Jésus est fort car complétement abandonnée à la volonté d’amour de son Père. Il est en confiance. Il n’est pas seul et c’est fort de cette présence qu’il peut affronter toutes les failles de notre nature humaine et les traverser pour y porter la vie jusque dans la mort.

Le projet de Dieu sur chacun de nous est de nous faire entrer dans ce mouvement de confiance et d’abandon pour recevoir et goûter la vie en abondance.
Jésus sait aussi qu’il est des parties en nous qui ont du mal à faire confiance, qui ont été malmenées, abusées, violentées.
Que pour les plus fragiles d’entre nous, seule la douceur, la compassion et l’attention dans l’amour pourra guérir et apaiser, au moins un peu, ces douleurs.

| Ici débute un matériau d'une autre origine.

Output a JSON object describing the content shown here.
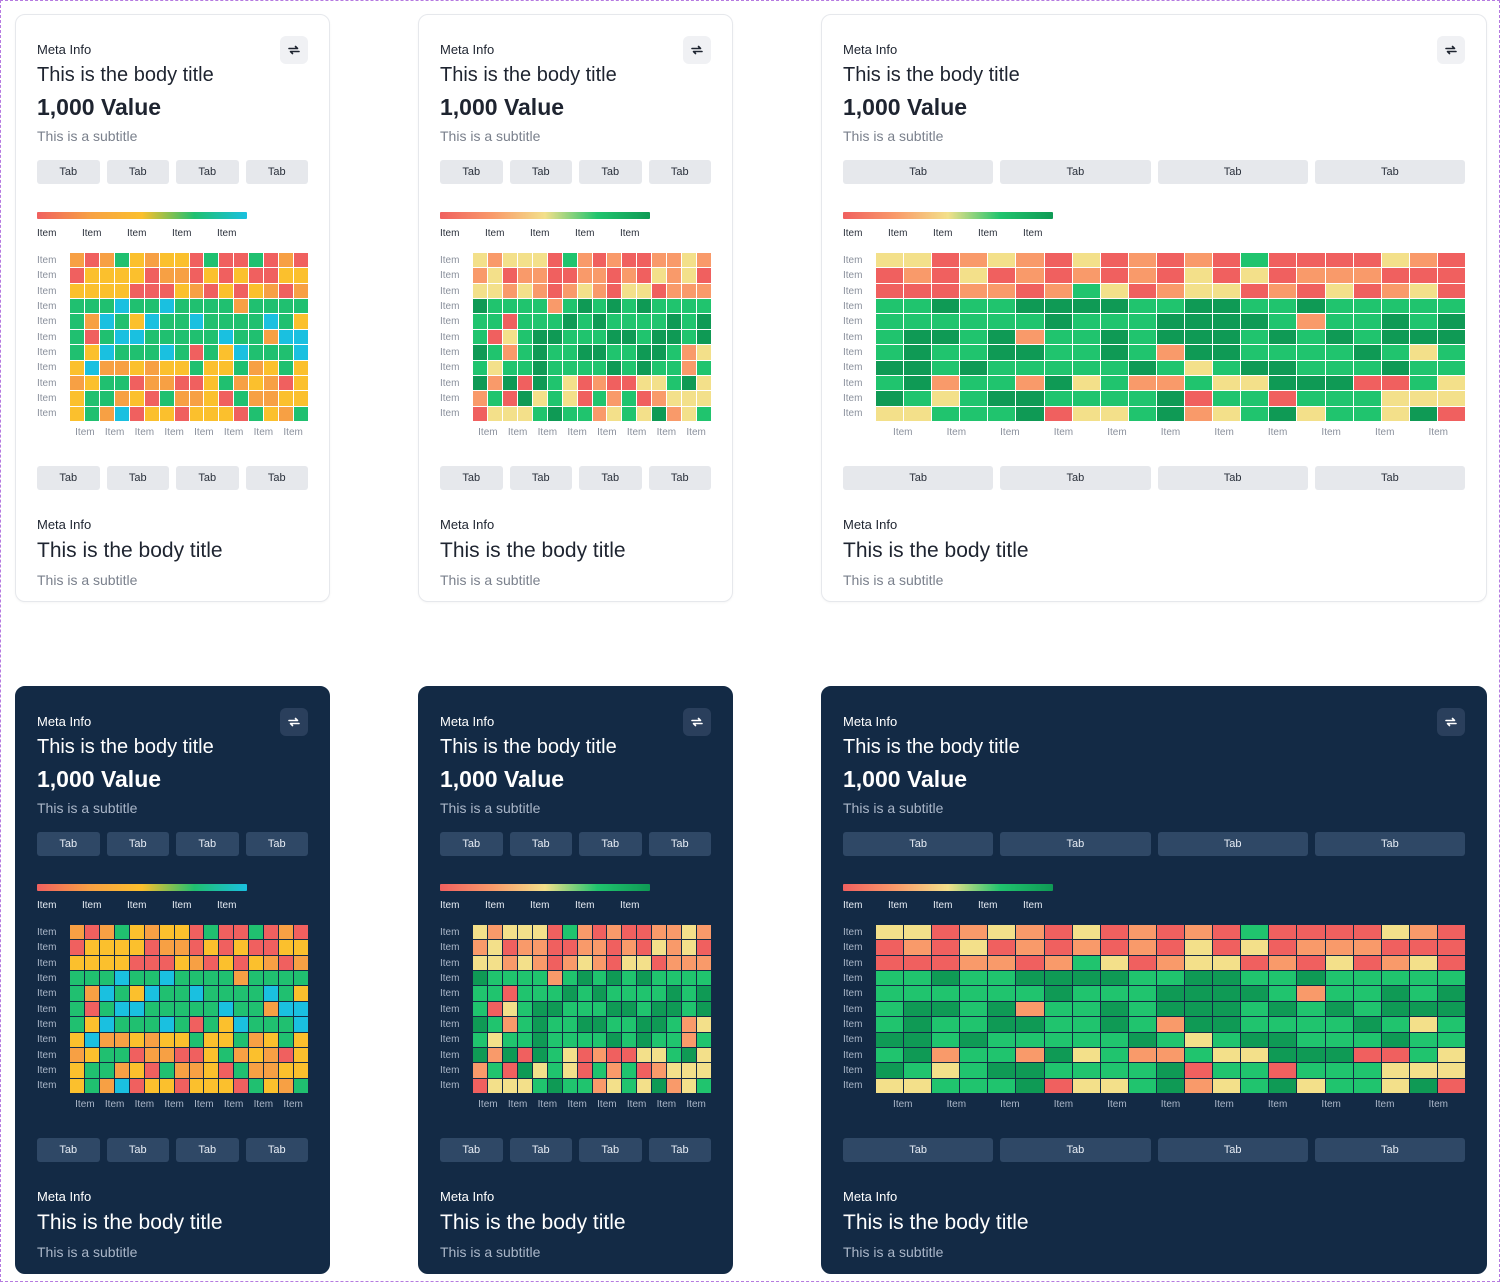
{
  "card": {
    "meta": "Meta Info",
    "title": "This is the body title",
    "value": "1,000 Value",
    "subtitle": "This is a subtitle",
    "tab_label": "Tab",
    "item_label": "Item"
  },
  "colors": {
    "light_bg": "#ffffff",
    "dark_bg": "#132a45",
    "scale_a": [
      "#f0605f",
      "#f7a044",
      "#fbc02d",
      "#20c070",
      "#1ac0e0"
    ],
    "scale_b": [
      "#f0605f",
      "#f99a6a",
      "#f3e08a",
      "#20c46e",
      "#0f9a55"
    ]
  },
  "icons": {
    "refresh": "refresh-icon"
  },
  "cards": [
    {
      "id": "light-narrow-a",
      "theme": "light",
      "variant": "a",
      "cols": 16
    },
    {
      "id": "light-narrow-b",
      "theme": "light",
      "variant": "b",
      "cols": 16
    },
    {
      "id": "light-wide-b",
      "theme": "light",
      "variant": "b",
      "cols": 21
    },
    {
      "id": "dark-narrow-a",
      "theme": "dark",
      "variant": "a",
      "cols": 16
    },
    {
      "id": "dark-narrow-b",
      "theme": "dark",
      "variant": "b",
      "cols": 16
    },
    {
      "id": "dark-wide-b",
      "theme": "dark",
      "variant": "b",
      "cols": 21
    }
  ],
  "heatmap": {
    "rows": 11,
    "row_labels": [
      "Item",
      "Item",
      "Item",
      "Item",
      "Item",
      "Item",
      "Item",
      "Item",
      "Item",
      "Item",
      "Item"
    ],
    "x_labels_narrow": [
      "Item",
      "Item",
      "Item",
      "Item",
      "Item",
      "Item",
      "Item",
      "Item"
    ],
    "x_labels_wide": [
      "Item",
      "Item",
      "Item",
      "Item",
      "Item",
      "Item",
      "Item",
      "Item",
      "Item",
      "Item",
      "Item"
    ],
    "legend_labels": [
      "Item",
      "Item",
      "Item",
      "Item",
      "Item"
    ]
  }
}
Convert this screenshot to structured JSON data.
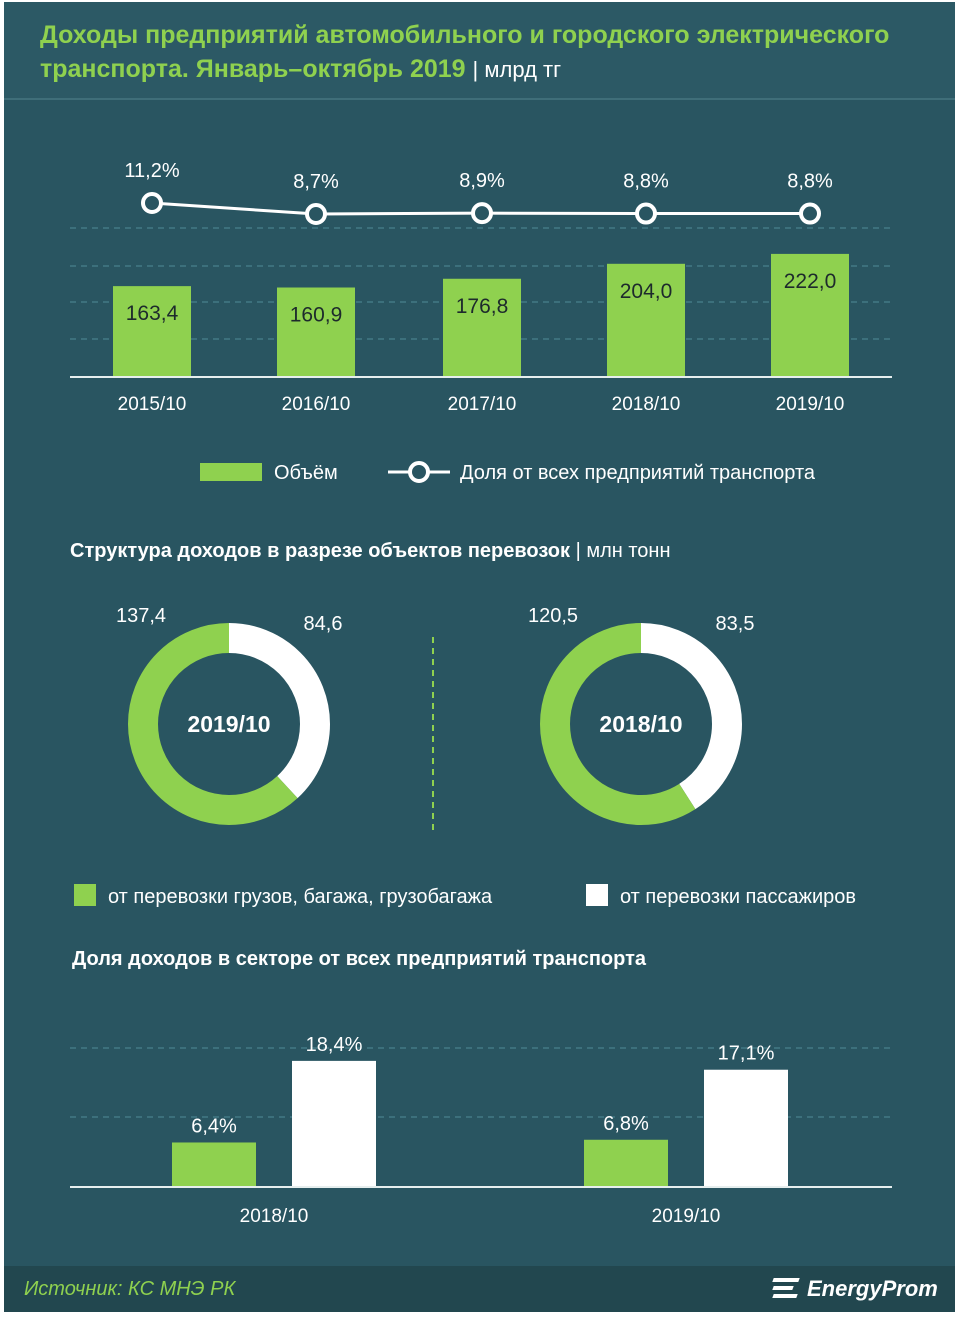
{
  "header": {
    "title": "Доходы предприятий автомобильного и городского электрического транспорта. Январь–октябрь 2019",
    "unit": "| млрд тг"
  },
  "colors": {
    "background": "#295561",
    "green": "#8fd14f",
    "white": "#ffffff"
  },
  "chart_data": [
    {
      "type": "bar",
      "categories": [
        "2015/10",
        "2016/10",
        "2017/10",
        "2018/10",
        "2019/10"
      ],
      "series": [
        {
          "name": "Объём",
          "values": [
            163.4,
            160.9,
            176.8,
            204.0,
            222.0
          ],
          "labels": [
            "163,4",
            "160,9",
            "176,8",
            "204,0",
            "222,0"
          ]
        },
        {
          "name": "Доля от всех предприятий транспорта",
          "type": "line",
          "values": [
            11.2,
            8.7,
            8.9,
            8.8,
            8.8
          ],
          "labels": [
            "11,2%",
            "8,7%",
            "8,9%",
            "8,8%",
            "8,8%"
          ]
        }
      ],
      "legend": "bottom"
    },
    {
      "type": "pie",
      "title": "Структура доходов в разрезе объектов перевозок",
      "unit": "| млн тонн",
      "series_names": [
        "от перевозки грузов, багажа, грузобагажа",
        "от перевозки пассажиров"
      ],
      "charts": [
        {
          "center_label": "2019/10",
          "values": [
            137.4,
            84.6
          ],
          "labels": [
            "137,4",
            "84,6"
          ]
        },
        {
          "center_label": "2018/10",
          "values": [
            120.5,
            83.5
          ],
          "labels": [
            "120,5",
            "83,5"
          ]
        }
      ],
      "legend": "bottom"
    },
    {
      "type": "bar",
      "title": "Доля доходов в секторе от всех предприятий транспорта",
      "categories": [
        "2018/10",
        "2019/10"
      ],
      "series": [
        {
          "values": [
            6.4,
            6.8
          ],
          "labels": [
            "6,4%",
            "6,8%"
          ]
        },
        {
          "values": [
            18.4,
            17.1
          ],
          "labels": [
            "18,4%",
            "17,1%"
          ]
        }
      ]
    }
  ],
  "footer": {
    "source": "Источник: КС МНЭ РК",
    "logo": "EnergyProm"
  }
}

Alors, Dieu se met entre nos mains, il se rend vulnérable, il se met à notre merci, il prend le risque de se donner, de s’exposer aux hommes.

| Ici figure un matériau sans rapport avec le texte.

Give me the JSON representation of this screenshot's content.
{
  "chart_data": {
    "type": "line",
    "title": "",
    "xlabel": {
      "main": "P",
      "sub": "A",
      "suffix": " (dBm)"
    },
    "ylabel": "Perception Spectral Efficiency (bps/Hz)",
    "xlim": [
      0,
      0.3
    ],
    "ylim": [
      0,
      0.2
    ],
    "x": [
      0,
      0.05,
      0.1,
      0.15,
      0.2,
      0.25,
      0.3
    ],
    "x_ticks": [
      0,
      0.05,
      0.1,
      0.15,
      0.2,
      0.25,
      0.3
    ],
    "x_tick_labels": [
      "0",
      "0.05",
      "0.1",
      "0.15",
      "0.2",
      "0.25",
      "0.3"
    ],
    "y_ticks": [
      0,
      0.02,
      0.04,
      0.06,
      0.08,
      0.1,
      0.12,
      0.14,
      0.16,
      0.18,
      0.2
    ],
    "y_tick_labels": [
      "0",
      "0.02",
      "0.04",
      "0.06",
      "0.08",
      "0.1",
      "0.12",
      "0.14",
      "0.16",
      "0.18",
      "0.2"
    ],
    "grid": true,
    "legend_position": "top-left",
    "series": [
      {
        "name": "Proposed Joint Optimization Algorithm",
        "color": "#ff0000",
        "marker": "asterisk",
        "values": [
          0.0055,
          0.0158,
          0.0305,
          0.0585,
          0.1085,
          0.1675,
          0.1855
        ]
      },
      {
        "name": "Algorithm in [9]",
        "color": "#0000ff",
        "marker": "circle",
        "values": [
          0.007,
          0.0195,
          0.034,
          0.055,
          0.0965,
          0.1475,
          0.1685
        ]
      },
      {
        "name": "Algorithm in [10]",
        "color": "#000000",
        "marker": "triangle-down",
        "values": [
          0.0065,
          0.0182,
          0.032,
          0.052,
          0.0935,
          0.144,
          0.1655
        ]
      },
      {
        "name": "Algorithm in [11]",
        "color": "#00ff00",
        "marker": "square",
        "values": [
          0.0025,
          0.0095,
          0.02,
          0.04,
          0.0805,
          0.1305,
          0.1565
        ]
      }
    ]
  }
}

L’incarnation est ce mouvement de Dieu qui se dépouille de ses attributs divins pour susciter dans le silence et la douceur la confiance des hommes.
Dieu a foi en l’homme, il a confiance en lui, il le cherche et espère sa réponse non par puissance et grandeur mais par amour et dans l’amour.
L’incarnation est le moyen incroyable que Dieu utilise pour détruire les œuvres du malin.

Si nos failles et nos blessures sont les portes d’entrées que le malin peut utiliser pour nous contaminer de ses pensées et de ses désirs mortifères, Dieu a choisi également ce qu’il y a de fragile et de faible en nous pour venir nous dire combien il nous aime et nous unir à lui.

« Le mystère de l’incarnation, c’est Dieu qui veut pénétrer tout notre être. Il connaît nos blessures… et que nous avons tous été blessées depuis que nous étions petits. Il sait que ce monde de ténèbres, de peurs, de culpabilité en nous s’est constitué très tôt.
Dieu veut pénétrer dans cette partie fermée, obscure, douloureuse de notre être pour nous libérer. »[5]

 

 

[1] Note TOB : 1 Jn 2,15 « N’aimez pas le monde ni ce qui est dans le monde »
[2] Le ministère de délivrance, Commission doctrinale de l’ICCRS, Service International du Renouveau Charismatique Catholique, p, 45
[3] Ibid. p.70-71.
[4] Ibid. p.70.
[5] La source des larmes, Jean Vanier, p. 68.